The Clinical Famine: Why Survival Requires a Story

“Remember only this one thing,” said Badger. “The stories people tell have a way of taking care of them. If stories come to you, care for them. And learn to give them away where they are needed. Sometimes a person needs a story more than food to stay alive. That is why we put these stories in each other’s memory.”

(Crow and Weasel by Barry Lopez)

This quote from Barry Lopez’s allegorical novella might at first seem like a poetic ideal, far removed from the complex realities of modern healthcare. But in my work as a patient advocate, Badger’s wisdom isn’t just a philosophy; it’s a daily directive. It speaks to the ethical imperative of narrative stewardship: the deliberate, compassionate, and strategic act of receiving, protecting, and sharing the stories of those navigating illness.
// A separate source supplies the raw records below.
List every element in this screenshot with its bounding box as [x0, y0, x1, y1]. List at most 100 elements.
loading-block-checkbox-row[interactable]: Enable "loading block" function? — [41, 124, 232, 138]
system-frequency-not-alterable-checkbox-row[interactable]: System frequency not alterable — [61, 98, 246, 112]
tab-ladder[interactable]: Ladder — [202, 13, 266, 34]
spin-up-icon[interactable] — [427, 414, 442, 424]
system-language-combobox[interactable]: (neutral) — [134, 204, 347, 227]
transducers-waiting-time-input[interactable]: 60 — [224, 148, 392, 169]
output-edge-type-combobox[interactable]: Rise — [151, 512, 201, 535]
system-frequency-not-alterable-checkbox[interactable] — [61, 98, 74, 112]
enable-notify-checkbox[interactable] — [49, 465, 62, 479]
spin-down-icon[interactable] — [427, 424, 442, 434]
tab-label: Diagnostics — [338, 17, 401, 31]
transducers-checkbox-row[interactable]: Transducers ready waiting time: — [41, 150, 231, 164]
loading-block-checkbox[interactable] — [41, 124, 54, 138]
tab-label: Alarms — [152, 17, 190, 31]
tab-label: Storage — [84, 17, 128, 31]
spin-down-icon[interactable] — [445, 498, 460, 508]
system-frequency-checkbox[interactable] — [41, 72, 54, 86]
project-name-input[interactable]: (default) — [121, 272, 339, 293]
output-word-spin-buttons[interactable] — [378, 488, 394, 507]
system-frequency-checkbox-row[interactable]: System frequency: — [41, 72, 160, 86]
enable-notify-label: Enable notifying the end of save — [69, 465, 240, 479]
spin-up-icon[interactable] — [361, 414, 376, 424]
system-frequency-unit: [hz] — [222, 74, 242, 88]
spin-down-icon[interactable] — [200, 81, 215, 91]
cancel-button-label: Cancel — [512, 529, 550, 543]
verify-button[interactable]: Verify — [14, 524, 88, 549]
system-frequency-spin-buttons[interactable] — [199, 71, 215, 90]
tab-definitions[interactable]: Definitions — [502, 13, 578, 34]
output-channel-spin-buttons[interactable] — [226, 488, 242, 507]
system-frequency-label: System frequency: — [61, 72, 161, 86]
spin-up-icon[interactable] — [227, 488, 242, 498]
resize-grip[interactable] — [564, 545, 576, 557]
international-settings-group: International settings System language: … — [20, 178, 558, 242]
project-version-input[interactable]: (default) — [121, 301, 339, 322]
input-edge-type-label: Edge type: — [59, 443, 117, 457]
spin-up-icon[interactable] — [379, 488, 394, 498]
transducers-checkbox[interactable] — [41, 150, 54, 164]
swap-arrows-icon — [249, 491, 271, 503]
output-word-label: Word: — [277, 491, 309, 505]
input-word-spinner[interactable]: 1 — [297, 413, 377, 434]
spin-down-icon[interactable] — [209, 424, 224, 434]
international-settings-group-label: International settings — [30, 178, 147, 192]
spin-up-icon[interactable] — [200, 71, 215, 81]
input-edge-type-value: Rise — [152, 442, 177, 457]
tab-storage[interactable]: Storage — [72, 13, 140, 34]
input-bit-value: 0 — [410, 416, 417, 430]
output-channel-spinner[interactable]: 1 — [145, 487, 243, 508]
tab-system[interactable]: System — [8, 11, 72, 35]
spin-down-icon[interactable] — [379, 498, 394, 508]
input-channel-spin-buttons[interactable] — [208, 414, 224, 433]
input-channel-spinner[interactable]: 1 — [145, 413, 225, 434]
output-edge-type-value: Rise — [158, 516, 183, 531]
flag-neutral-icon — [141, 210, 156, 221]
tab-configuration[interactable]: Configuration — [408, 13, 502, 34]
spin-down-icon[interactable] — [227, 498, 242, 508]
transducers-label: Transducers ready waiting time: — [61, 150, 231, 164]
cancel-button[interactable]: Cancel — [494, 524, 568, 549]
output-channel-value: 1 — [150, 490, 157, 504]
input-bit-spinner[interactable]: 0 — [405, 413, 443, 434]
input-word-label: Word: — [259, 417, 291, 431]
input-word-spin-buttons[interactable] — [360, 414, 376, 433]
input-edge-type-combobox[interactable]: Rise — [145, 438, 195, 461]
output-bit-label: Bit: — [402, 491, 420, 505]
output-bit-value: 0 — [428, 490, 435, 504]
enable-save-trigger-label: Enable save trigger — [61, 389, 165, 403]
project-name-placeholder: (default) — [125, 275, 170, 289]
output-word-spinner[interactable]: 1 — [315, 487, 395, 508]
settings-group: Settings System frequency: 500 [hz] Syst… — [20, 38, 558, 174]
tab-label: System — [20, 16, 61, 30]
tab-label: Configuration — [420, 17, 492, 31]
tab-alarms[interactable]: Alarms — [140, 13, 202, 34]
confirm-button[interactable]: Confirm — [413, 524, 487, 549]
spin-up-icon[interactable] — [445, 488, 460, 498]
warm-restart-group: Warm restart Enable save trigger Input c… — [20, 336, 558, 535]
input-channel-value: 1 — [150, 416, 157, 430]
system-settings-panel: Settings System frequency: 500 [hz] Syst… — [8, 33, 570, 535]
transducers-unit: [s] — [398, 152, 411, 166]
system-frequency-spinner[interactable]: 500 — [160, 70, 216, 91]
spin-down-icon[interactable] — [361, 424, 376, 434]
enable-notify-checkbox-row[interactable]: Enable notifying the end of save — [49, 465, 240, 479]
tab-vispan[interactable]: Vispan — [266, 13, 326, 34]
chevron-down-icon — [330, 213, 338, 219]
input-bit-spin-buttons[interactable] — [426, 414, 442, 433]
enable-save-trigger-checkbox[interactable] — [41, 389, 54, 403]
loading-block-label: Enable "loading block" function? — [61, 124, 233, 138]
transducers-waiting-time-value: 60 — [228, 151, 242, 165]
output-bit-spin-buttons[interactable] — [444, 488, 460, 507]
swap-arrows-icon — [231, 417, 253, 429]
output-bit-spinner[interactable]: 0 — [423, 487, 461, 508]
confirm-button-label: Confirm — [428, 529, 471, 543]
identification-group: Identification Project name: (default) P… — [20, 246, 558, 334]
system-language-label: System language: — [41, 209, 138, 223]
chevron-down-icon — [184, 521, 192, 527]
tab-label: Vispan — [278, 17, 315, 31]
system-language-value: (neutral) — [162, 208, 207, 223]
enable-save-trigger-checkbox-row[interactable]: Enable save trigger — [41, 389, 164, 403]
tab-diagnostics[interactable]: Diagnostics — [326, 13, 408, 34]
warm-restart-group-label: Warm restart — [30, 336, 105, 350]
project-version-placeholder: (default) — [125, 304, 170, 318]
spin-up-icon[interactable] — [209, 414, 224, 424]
Modern healthcare is a marvel of diagnostics and genetic profiles. From the outside, it appears abundant—a feast of medical progress. And yet, too often, patients leave clinics and hospitals feeling starved. I think of it as a clinical famine. Medicine provides the “food”—the science, the protocols—but it doesn’t always provide the story that gives that food meaning.

In a world governed by data and diagnosis codes, patients arrive fractured, reduced to symptoms, scans, and statistics. They bring not just a medical history but a story—the narrative of their fears, hopes, and the ways in which illness has reshaped their identity. These stories are not optional; they are essential. They tell us who the patient is beyond the chart, beyond the lab values, beyond the treatment plan.

This is the moment Badger describes when “stories come to you.”It is a sacred trust. To hear a story is to care for someone fully. It is to listen with an open heart, to hold their experience with respect, and to understand that the narrative itself is a vessel of humanity. When autonomy and identity are threatened by disease, the story becomes not merely information, but a lifeline.

Badger’s claim that “sometimes a person needs a story more than food to stay alive” may seem extreme in a healthcare system focused on physical nourishment and medical intervention. Yet its truth is undeniable.

A patient can be physically treated and well-fed yet starve for meaning, connection, and acknowledgement. Chronic illness doesn’t just attack the body; it unravels a person’s life story. It unsettles the sense of the future. In these moments, medicine can provide sustenance, but a story—a shared narrative, a glimmer of hope, or even simply the act of being heard—can provide the strength to engage, the will to endure. It is the essential food of the human spirit.

I learned this firsthand as a cancer survivor. Finishing treatment felt like crossing a finish line, yet it plunged me into a bewildering liminal space without a map to guide me. The intensity of clinical oversight faded, and with it, the structured guidance that had shaped my days. From the outside, I was “recovered.” Inside, I was unmoored. There were no protocols for what came next, no scripts to follow. In that disorientation, I realised that survival is not only about treatment—it is about story. The narrative that connects past struggle to future hope became my compass, giving shape and meaning to a world that had suddenly become uncertain.

Seventeen years ago, I started Journeying Beyond Breast Cancer as a place to share my own experiences. Over time, I ran out of my story, but I continue to keep the blog alive as a space for others to share their own experiences, find connection, and pass on the wisdom that comes only from living through illness.

When Stories Become Essential

Stories are not decoration. A patient may receive all the medicine they need, yet without a story of the future—the reason to endure—the treatment becomes mechanical, stripped of context, and hope can falter. The “food” sustains the body; the story sustains the person inhabiting it.

Consider where a patient’s story becomes indispensable. For the clinician, it reveals obstacles that no lab test can detect—how work schedules conflict with treatment, or how cultural beliefs influence care choices. For the system, it humanises statistics, giving regulations weight and resonance. For other patients, it fosters connection, a sense that they are not alone. As Badger observes, “That is why we put these stories in each other’s memory”—to build collective wisdom, empathy, and resilience.

To share a story is to navigate a delicate art. It requires discernment and empathy. It is not about exploiting pain, but about empowering voice. Stories become bridges, humanising a landscape that is otherwise impersonal, procedural, and efficiency-driven.

The Tension in Healthcare

Healthcare systems are pressured, procedural, and efficiency-driven. Metrics dominate: lab results, imaging, risk scores. In this environment, stories can feel secondary. Ignoring them, however, creates blind spots. It narrows understanding, limits empathy, and perpetuates inequities. The story does not dilute care; it enriches it. It ensures the person behind the illness is never lost in the machinery of medicine.

Advocacy is the act of integration. Clinical expertise provides treatment; lived experience provides context. Medicine can save a life, but stories can make it livable. They restore identity, agency, and dignity. They remind practitioners that patients are more than a set of numbers. They remind society that survival is not only biological but also emotional, psychological, and relational.

By practising narrative stewardship, we help medicine remember what it was always meant to be: not just a science of the body, but an art of understanding the human being living within it. And in doing so, we ensure that every patient, no matter how complex their illness, always has their story to “take care of them.”